I have two issues at this point. First, using the process above to capture any web page, if I load the warc.gz that pywb generates into ReplayWeb.Page, I see no “Pages” defined. (The message is No Pages are defined in this archive. The archive may be empty. Try browsing by URL.) I have to browse by URL which shows all static resources.

The second issue is that every time I capture a new page (or maybe every time I stop/restart wayback) I end up with a new warc.gz. This has to be loaded into ReplayWeb.Page, and ultimately I cannot just view a list of all pages I have recorded, I have to pick a warc.gz.

Is there some way to save all captures with pywb into the same warc.gz? Also, how can I give the warc a nice name that will appear in ReplayWeb.Page, like the “Temporary Collection” demo? As is, I just pick loaded warcs by filename.

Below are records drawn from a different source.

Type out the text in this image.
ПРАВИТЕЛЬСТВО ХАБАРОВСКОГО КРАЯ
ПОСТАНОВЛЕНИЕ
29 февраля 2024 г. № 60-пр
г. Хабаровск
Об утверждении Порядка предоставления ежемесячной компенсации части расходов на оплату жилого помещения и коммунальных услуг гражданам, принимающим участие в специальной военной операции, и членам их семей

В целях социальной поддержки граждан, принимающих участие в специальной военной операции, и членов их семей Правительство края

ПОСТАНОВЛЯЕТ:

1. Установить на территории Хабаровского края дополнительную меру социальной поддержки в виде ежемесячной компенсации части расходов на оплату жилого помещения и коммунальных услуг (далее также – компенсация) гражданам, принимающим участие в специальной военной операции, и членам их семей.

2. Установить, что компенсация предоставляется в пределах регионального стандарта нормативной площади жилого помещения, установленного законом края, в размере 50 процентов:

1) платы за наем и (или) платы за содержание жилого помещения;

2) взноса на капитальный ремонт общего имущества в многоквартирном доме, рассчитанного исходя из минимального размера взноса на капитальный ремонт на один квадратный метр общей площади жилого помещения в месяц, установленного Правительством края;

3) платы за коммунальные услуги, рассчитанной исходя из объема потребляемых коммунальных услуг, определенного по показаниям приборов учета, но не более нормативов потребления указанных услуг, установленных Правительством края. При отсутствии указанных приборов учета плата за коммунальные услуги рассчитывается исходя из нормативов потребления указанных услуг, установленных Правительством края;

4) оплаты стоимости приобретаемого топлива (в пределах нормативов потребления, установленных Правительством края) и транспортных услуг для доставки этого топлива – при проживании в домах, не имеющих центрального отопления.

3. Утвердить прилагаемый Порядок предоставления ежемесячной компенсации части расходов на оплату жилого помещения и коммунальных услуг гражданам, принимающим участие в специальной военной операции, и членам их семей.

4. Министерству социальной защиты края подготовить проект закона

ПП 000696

ilya · February 17, 2022, 7:28am

Hi, all good questions!

Currently, the interoperability between pywb and replayweb.page isn’t very far along - pywb doesn’t yet have the ability to record pages that ReplayWeb.page could detect - this is something that we’d like to add in the future, along with native WACZ support for pywb. The two tools were developed at different times and for different use cases.

One way it could work in the future is pywb could generate an ‘unzipped WACZ’, that could then be zipped and loaded in ReplayWeb.page.

If you’re just trying to archive a few pages manually, you should try the ArchiveWeb.page extension or app, which should work nicely with ReplayWeb.page. If you’d like to have WARCs, you can still export a WARC (or WACZ) from ArchiveWeb.page periodically. I think that should work well for your use case of occasional archiving.